Edinburgh Golang Meetup Event Live Stream Stream


(Naji Esiri) #1

- Quinlan Morake from MakeitSocial on “The Go in Go”: how some proverbs from Go (the game) made it into their permissions implementation.
- Alistair Judson from iZettle with “If err is not nil, return nil err”: how to handle errors in Go idiomatically.
- Charlie Gildawie from Monzo with “Why Go(lang) for microservices”: how and why Go is suited for building microservices.

Stream here courtesy of Product Forge.


(Tony Hoyle) #2

Golang is something on my todo list to investigate, as it appears to be becoming popular.

btw. Stream seems to be delayed until 7PM.


#3

Stream stream :tada:


(Kenny Grant) #4

Go is simple, boring and gets the job done. I’d highly recommend it for writing network services.


(Tony Hoyle) #5

Not really a fan based on 4 hours trying it. Seems like objective C with even wierder syntax (with bits of python and delphi thrown in)…

Finally got a small program that reads a simple xml file and displays things out of it. Bit of a throwback going back to old C style programming after playing with modern IDEs for years, but it might have its uses, so I’ll flesh that out a bit and see how other things work.


(Kenny Grant) #6

It’s really most like an improved version of C (really!), like someone looked at C++, decided it was a mistake, and tried again. The tour is a good place to start.

No inheritance just embedding, static compiles (including easy cross-compilation), channels, standard code formatting built in, and a very nice standard library, including a built in fully functional http server. For a UI app it’s not suitable right now, for command line apps, web servers or services like apis it’s really very good once you are used to it, particularly if working with a team. So worth persevering.


(Tony Hoyle) #7

I’d probably have loved it 20 years ago but modern languages have spoiled me. The world isn’t choosing between C and C++ any more…

I’ll do at least one project in it because knowing this stuff is kinda my job… hard to see where it fits in though (webservice support seems light years behind c# for example).


#8

Where does C* fit into programming? It’s the language they do in GCSE IT and not one I can find out much about in relation to industry usage


(Tony Hoyle) #9

c# you mean? 5th most popular language overall, and a lot higher in business, largely because of visual studio, which is pretty nice (edged out slightly by the JetBrains stuff, but then add resharper to VS and you get the best of both worlds). Java has been most popular though for some time now though.

Hopefully they’re not teaching specific languages but principles. That’s why it was always common to start with Pascal which enforces structure a lot of languages let you get away with. Hopefully you don’t have Cobol inflicted on you…

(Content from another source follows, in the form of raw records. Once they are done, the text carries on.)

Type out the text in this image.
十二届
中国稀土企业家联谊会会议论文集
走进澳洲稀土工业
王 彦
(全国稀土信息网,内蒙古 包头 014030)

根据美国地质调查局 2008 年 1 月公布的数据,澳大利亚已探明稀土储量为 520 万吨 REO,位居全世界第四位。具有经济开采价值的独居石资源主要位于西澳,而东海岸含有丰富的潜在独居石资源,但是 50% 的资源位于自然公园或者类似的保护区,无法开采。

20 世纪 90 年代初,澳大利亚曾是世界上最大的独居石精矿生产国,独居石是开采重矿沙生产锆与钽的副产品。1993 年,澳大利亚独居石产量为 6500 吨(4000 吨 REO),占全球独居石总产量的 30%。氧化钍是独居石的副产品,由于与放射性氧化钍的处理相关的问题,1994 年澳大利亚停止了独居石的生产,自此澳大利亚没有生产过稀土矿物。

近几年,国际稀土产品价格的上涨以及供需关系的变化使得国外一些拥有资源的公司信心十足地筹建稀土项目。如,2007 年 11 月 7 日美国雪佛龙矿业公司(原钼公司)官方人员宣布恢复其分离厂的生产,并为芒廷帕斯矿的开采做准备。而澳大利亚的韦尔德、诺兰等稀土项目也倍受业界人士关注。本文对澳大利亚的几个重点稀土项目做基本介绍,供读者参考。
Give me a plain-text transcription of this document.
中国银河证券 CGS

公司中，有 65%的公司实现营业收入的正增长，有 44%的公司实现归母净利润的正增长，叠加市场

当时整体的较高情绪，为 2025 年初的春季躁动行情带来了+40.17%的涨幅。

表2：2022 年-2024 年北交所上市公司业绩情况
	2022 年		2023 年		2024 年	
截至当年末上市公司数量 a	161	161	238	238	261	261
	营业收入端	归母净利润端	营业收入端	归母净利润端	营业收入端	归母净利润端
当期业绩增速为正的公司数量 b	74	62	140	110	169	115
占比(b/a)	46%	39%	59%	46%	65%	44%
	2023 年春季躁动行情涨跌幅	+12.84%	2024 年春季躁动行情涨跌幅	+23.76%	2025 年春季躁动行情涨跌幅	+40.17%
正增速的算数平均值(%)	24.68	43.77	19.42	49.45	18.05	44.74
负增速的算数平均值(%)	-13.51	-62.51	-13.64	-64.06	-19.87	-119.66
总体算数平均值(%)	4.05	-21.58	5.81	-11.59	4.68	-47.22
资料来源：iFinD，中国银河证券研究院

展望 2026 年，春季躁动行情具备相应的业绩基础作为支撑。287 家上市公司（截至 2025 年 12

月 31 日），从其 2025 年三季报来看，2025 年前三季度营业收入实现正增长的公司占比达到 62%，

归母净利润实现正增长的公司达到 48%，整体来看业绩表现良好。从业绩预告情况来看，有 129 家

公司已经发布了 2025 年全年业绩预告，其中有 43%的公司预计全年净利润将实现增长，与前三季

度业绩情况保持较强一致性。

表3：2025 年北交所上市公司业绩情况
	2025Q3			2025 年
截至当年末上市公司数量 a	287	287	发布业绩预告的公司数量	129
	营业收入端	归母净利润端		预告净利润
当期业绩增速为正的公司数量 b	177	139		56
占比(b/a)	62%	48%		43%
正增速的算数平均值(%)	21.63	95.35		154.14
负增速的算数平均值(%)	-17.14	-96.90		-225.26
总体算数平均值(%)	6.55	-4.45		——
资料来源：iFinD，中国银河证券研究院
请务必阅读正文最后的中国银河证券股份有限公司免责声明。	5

Really though as a programmer it’s your job to know a little bit of everything (well, almost… probably not worth learning ops5 in 2018…). It’s not hard to learn a new language once you’ve got one or two under your belt (90% of the time it’s just deciding where the brackets go*).

  • Which, in the case of lisp, is everywhere.

#10

Nope. C star (I asked twice) https://sourceforge.net/projects/cstar-dev/

They’ve done a bit of python and java already so I’m guessing they are just giving them a taste of everything. Been a long time since I did C+ at uni but as I’ll be the one to help when homework goes wrong I’m trying to get a head start.

I’d hoped for Ruby or Golang but :woman_shrugging:


(Tony Hoyle) #11

That’s an odd choice… never even heard of that one. That page has no files… plus ‘Status: Abandoned’

It sounds like one of those things you just hold your nose and learn to pass the test then forget about.